Picking up after the events of the movie, Winston (Ernie Hudson) has used his business success to restart the Ghostbusters and with the help of Ray (Dan Aykroyd), and their assistants, recruit a new trainee into the program. Players go through the training paces of using their gear, exploring the headquarters, and customizing their characters before they head off on missions.
With cross-play options there are always plenty of scenarios, and up to four players can work as a team locate the ghost and leanse a location under haunt. Locales include a prison, a hotel, a museum, and a sports bar which offer plenty of places for a ghost to hide and NPC characters to scare.
The gameplay requires players to locate the ghost and then, using their Proton Packs, guide the ghost into a trap for collection. This is not as easy as it sounds as captured ghosts can reemerge through rifts that must be located and sealed. The longer a ghost remains free, the chance of a total haunting becomes likely and the round ends with a loss. You can also end up damaging the locale, which is a bad thing, and hinders progress toward your goal.

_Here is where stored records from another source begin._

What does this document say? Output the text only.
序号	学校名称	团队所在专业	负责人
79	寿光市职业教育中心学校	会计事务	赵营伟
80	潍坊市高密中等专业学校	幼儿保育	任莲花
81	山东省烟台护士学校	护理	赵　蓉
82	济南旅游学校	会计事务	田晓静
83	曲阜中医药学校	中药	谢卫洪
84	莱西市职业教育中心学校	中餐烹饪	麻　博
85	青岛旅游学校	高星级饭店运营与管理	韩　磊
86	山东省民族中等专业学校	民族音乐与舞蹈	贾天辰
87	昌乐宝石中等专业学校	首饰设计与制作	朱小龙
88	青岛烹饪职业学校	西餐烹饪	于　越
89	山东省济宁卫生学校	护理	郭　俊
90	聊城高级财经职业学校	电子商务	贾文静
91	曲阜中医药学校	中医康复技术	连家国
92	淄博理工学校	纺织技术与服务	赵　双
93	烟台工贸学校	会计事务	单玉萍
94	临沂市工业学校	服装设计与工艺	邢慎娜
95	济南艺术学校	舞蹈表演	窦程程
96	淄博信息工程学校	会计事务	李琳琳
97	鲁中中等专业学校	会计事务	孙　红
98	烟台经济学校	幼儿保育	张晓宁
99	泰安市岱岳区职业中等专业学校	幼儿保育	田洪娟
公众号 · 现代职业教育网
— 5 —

You aren’t limited to playing as one of the Ghostbusters. Playing as a ghost offers a unique perspective. Players can haunt items, scare individuals, slime the Ghostbusters, and do any number of attacks depending on their energy level which can thwart capture efforts and even require Ghostbusters to revive players who have been slimed or reboot their packs.
Players can upgrade their gear over time; after a measured number of many missions the storyline of the game advances upon return to the station.
The game is fun to play, but it suffers on a few points. The graphics that are on the dated side, but the quality of the gameplay counterbalances that. The biggest issue I had, though, was that there just aren’t that many maps, and the upgrades I got for my gear really didn’t impact gameplay all that much. The storyline seemed short as well. This leaves the game open for DLC updates, but I feel that this is stuff that should have been in the initial release (assuming they’re going to do anything about this problem with later content releases).
For now, the game is an enjoyable outing that can be enjoyed and returned to again and again based on gameplay alone, but the hours of play versus what you pay for it seems a bit unbalanced.